Help me prove $\pi^{e}<23I am a high school student.
Help me prove $\pi^{e}<23<e^{\pi}$.
First, I tried it by proving $\frac{\log \pi}{\pi}<\frac{\log 23}{\pi e}<\frac{\log e}{e}$.
However, I was not able to prove the magnitude relationship between $23$ and the others.
Second, I attemted to approach by quadratic curve at $x=3$.
$e^{x}=e^{3}+e^{3}(x-3)+\frac{1}{2}e^{3}(x-3)^2$.
And the third derivative of $e^{x}$ is positive.So,
$e^{\pi}>\frac{1}{2}e^{3}(\pi^{2}-4\pi +5)> 
\frac{1}{2}*2.717^{3}(3.14159^{2}-4*3.1416+5)>23$
This is how I can prove the supremum of the inequality, but I can't the other.
I ended up stuck here.
Moveover, I'm going so far as to believe there is a more beautiful, plain, and concise proof for this...
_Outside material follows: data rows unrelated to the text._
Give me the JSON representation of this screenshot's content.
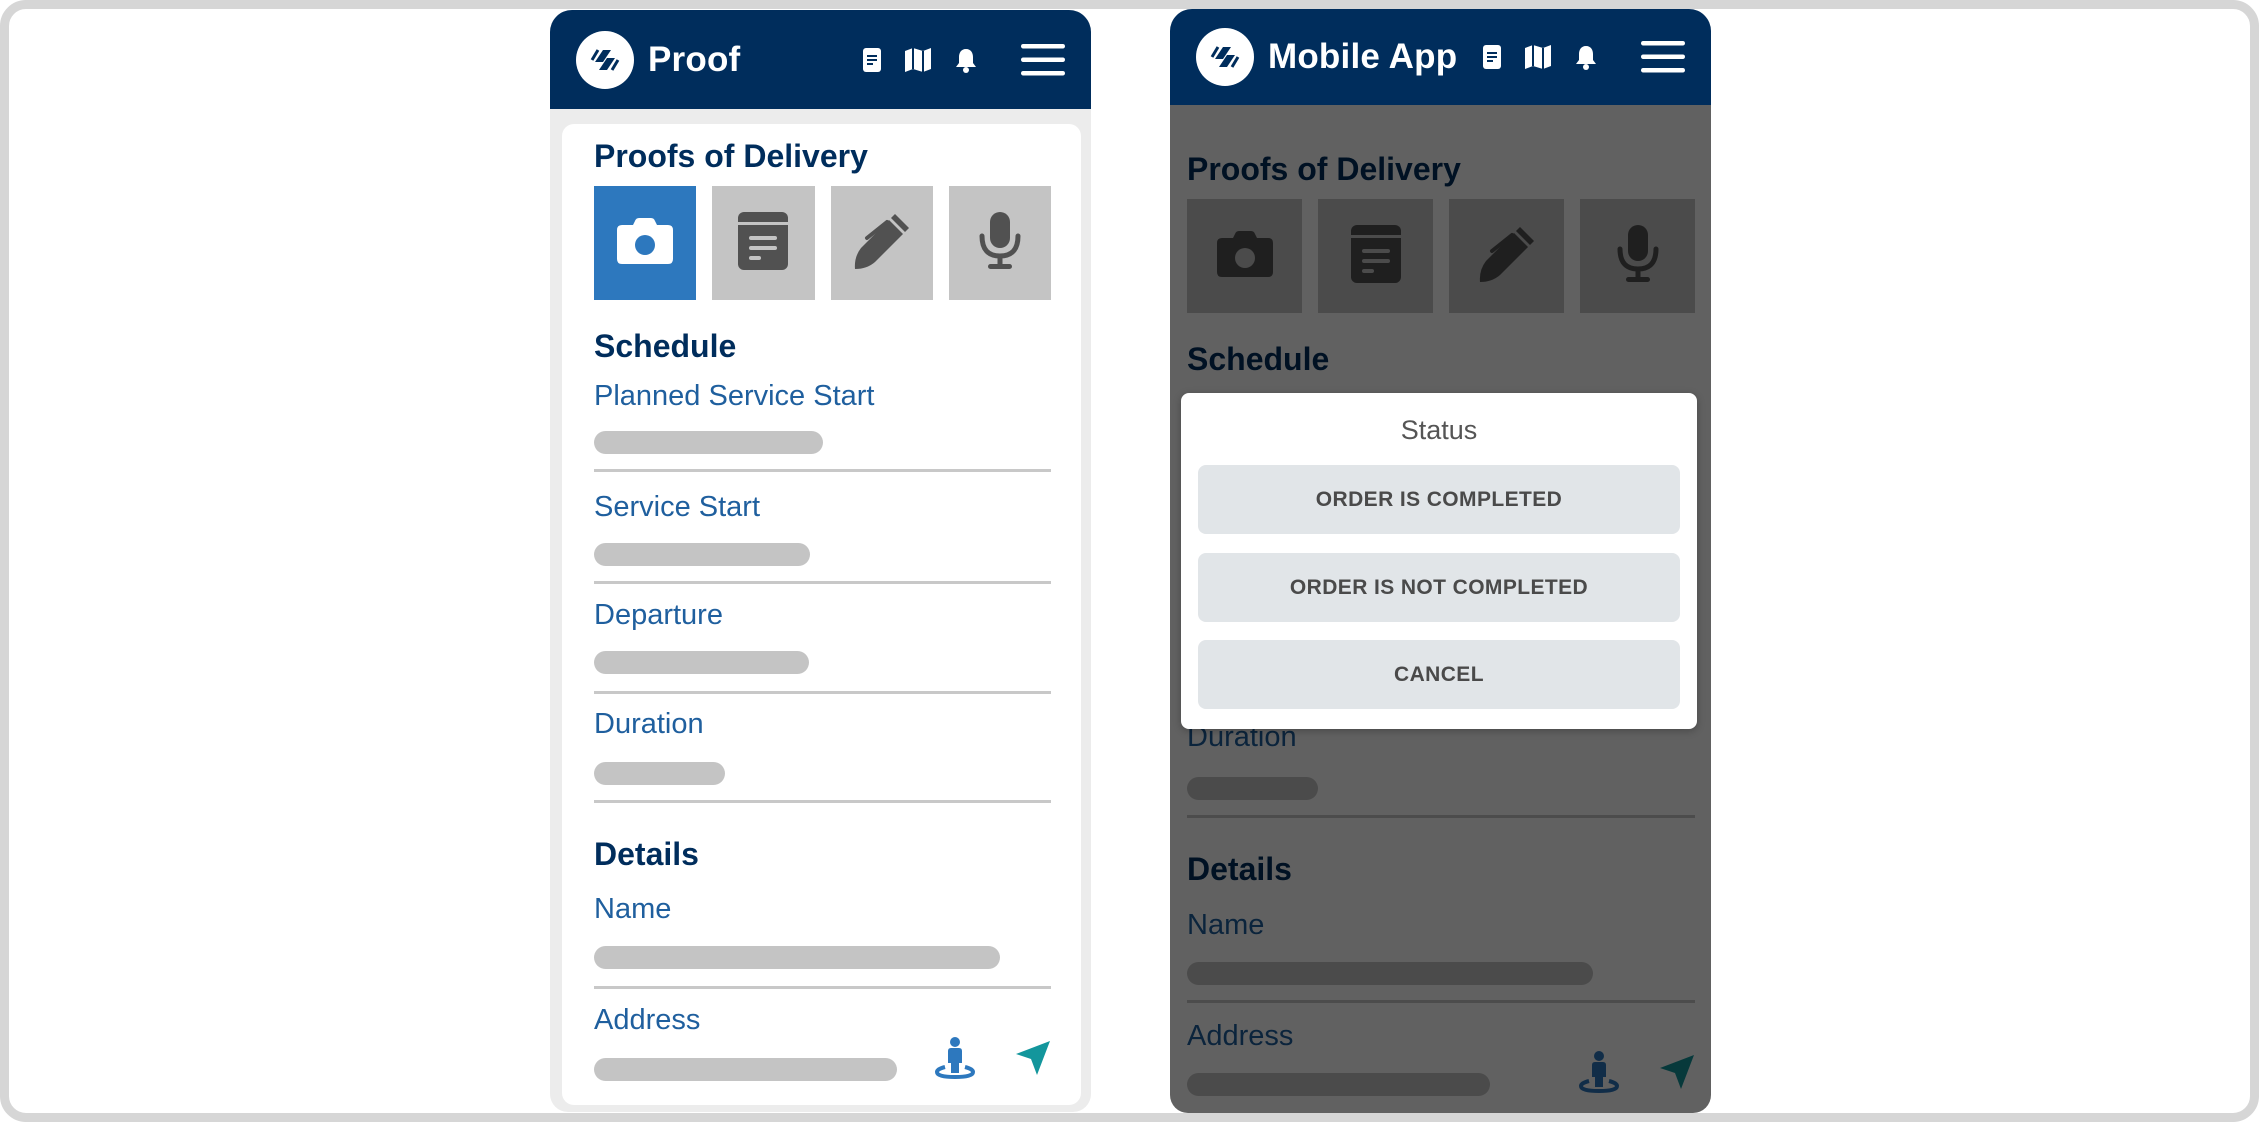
{
  "left_screen": {
    "app_title": "Proof",
    "header_icons": [
      "document-icon",
      "map-icon",
      "bell-icon",
      "menu-icon"
    ],
    "proofs_title": "Proofs of Delivery",
    "proof_tiles": [
      {
        "name": "camera",
        "icon": "camera-icon",
        "active": true
      },
      {
        "name": "note",
        "icon": "note-icon",
        "active": false
      },
      {
        "name": "signature",
        "icon": "pen-icon",
        "active": false
      },
      {
        "name": "voice",
        "icon": "microphone-icon",
        "active": false
      }
    ],
    "schedule_title": "Schedule",
    "schedule_fields": [
      {
        "label": "Planned Service Start",
        "value": ""
      },
      {
        "label": "Service Start",
        "value": ""
      },
      {
        "label": "Departure",
        "value": ""
      },
      {
        "label": "Duration",
        "value": ""
      }
    ],
    "details_title": "Details",
    "details_fields": [
      {
        "label": "Name",
        "value": ""
      },
      {
        "label": "Address",
        "value": "",
        "actions": [
          "street-view-icon",
          "navigate-icon"
        ]
      }
    ]
  },
  "right_screen": {
    "app_title": "Mobile App",
    "header_icons": [
      "document-icon",
      "map-icon",
      "bell-icon",
      "menu-icon"
    ],
    "proofs_title": "Proofs of Delivery",
    "schedule_title": "Schedule",
    "details_title": "Details",
    "duration_label": "Duration",
    "name_label": "Name",
    "address_label": "Address",
    "dialog": {
      "title": "Status",
      "buttons": [
        "ORDER IS COMPLETED",
        "ORDER IS NOT COMPLETED",
        "CANCEL"
      ]
    }
  },
  "colors": {
    "header_bg": "#002d5c",
    "accent_blue": "#2d78be",
    "label_blue": "#1f5f9e",
    "tile_gray": "#c4c4c4",
    "navigate_teal": "#13969c",
    "dialog_button_bg": "#e1e5e8"
  }
}
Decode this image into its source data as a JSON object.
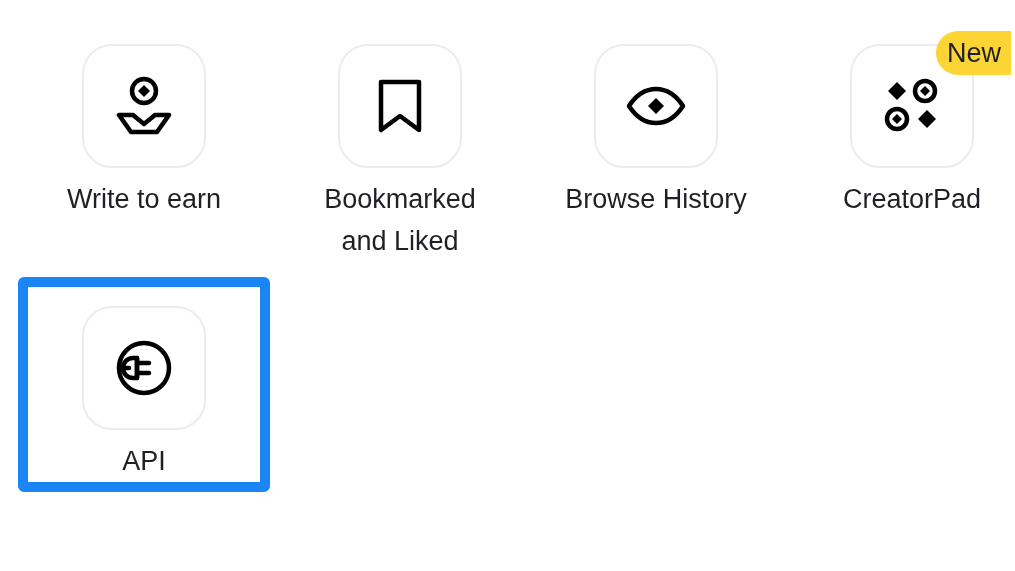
{
  "items": [
    {
      "kind": "earn",
      "label": "Write to earn",
      "highlighted": false
    },
    {
      "kind": "bookmark",
      "label": "Bookmarked\nand Liked",
      "highlighted": false
    },
    {
      "kind": "eye",
      "label": "Browse History",
      "highlighted": false
    },
    {
      "kind": "pad",
      "label": "CreatorPad",
      "badge": "New",
      "highlighted": false
    },
    {
      "kind": "api",
      "label": "API",
      "highlighted": true
    }
  ]
}
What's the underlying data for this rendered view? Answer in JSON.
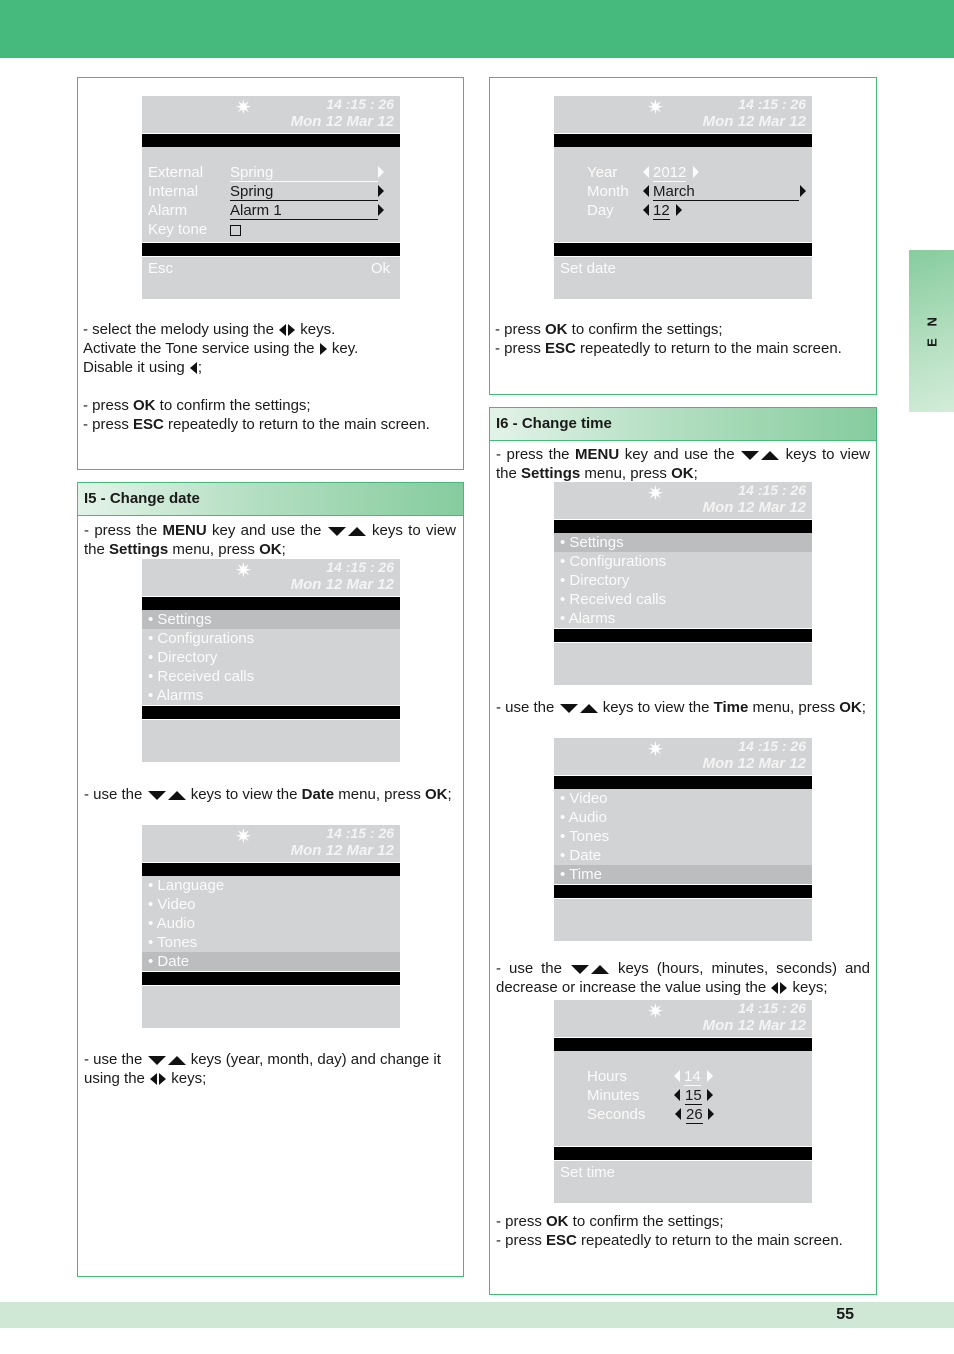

 A: For the first part we use $\pi<{22\over7}$. Furthermore the theorem on alternating series gives
$${1\over e}>1-1+{1\over2}-{1\over6}+{1\over24}-{1\over120}={44\over120}={11\over30}\ .$$
It follows that $$\pi^e<\left({22\over7}\right)^{30/11}\ .$$
It is therefore sufficient to prove that 
$$22^{30}<7^{30}\cdot 23^{11}\ .$$
Here the LHS computes to
$$18\,736\,153\,019\,903\,829\,443\,036\,278\,993\,864\,332\,673\,024\ ,$$
and the RHS to
$$21\,475\,703\,365\,914\,111\,444\,329\,770\,286\,387\,088\,568\,823\ .$$
A: Both $\pi\approx\frac{22}{7}$ and $e\approx\frac{19}{7}$ can be proved through Beuker-like integrals:
$$ \underbrace{\int_{0}^{1}\frac{x^4(1-x)^4}{1+x^2}\,dx}_{\in\left(0,\frac{1}{256}\right)}=\frac{22}{7}-\pi,\qquad \underbrace{\int_{0}^{1}x^2(1-x)^2 e^{-x}\,dx}_{\in\left(0,\frac{1}{16}\right)}=14-\frac{38}{e} $$
and $\pi^e < e^\pi$ is trivial from the increasing nature of $\frac{x}{\log x}$ on $[e,+\infty)$.
$\pi^e<23$ is actually a loose inequality, since $\left(\frac{22}{7}\right)^{19}\ll 23^7$.
$23<e^\pi$ is a bit tighter, since $23^7\approx 3.4\cdot 10^9$ while $\left(\frac{19}{7}\right)^{22}\approx 3.47\cdot 10^9$.
Still, $\pi^e<23<e^\pi$ is pretty straightforward to prove by approximating both $e$ and $\pi$ in sevenths.